Volume 45, Issue 2: March/April 2011
Our cover story, “No Running Water” by Helen Fallding, former reporter at the Winnipeg Free Press and new manager of the University of Manitoba’s Centre for Human Rights Research Initiative, exposes the horrendous situation on northern reserves where Canadian citizens have no running water in their homes, putting them at increased risk for a host of health problems usually associated with the world’s poorest countries.
BC journalists Dawn Paley and Sandra Cuffe share the results of their investigation into the resistance that is growing against the proposed Enbridge Northern Gateway pipeline that would transport tar sands oil across the territories of 30 First Nations crossing hundreds of rivers and streams through to the northern coast of BC to be shipped onto oil supertankers across the Pacific Ocean.
Zoe Blunt and Chris Johnson explore the ideas of the controversial writer and ecological activist Derrick Jensen.
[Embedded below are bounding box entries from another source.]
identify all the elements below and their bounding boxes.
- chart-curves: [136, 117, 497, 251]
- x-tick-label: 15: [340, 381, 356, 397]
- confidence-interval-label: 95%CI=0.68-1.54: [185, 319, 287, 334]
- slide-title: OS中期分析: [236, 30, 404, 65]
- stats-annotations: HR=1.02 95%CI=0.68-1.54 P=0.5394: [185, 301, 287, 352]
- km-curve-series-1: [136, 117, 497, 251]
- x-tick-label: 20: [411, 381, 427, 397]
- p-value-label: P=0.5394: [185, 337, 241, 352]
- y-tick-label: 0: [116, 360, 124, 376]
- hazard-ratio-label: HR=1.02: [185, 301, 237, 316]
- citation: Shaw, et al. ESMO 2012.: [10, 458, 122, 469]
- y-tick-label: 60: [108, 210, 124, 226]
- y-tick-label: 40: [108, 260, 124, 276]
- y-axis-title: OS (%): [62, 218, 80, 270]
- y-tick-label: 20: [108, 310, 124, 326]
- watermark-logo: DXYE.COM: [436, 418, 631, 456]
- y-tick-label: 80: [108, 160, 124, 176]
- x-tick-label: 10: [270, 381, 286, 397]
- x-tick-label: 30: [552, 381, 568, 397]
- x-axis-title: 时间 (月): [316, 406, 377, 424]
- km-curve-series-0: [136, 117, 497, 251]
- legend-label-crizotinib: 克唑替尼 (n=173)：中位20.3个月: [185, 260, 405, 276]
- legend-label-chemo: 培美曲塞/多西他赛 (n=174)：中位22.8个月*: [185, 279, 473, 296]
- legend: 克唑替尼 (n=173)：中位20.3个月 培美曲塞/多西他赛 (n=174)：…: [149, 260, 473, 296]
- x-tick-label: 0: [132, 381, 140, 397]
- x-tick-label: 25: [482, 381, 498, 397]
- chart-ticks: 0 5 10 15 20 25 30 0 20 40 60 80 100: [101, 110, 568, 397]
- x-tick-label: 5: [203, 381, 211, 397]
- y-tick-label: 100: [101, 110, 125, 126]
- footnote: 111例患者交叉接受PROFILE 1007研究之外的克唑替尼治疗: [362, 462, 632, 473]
Jensen dismisses the mainstream environmental movement that takes the continued existence of industrial capitalism as a given and looks to market incentives to alter business behaviour, to silver bullet new technologies and to changing personal consumption patterns.
Environmental philosopher Gregory Mikkelson argues that there is a strong connection between rapidly growing loss of biodiversity and growing income inequality. And Canadian Dimension collective members provide a short but handy and insightful guide to both false solutions to the climate crisis and to roads for renewal.
Dimension also invites some of David Noble’s students to write a few words in memory of this CD friend and frequent contributor. The much beloved professor at York University on December 27, 2010. He was only 65 years old.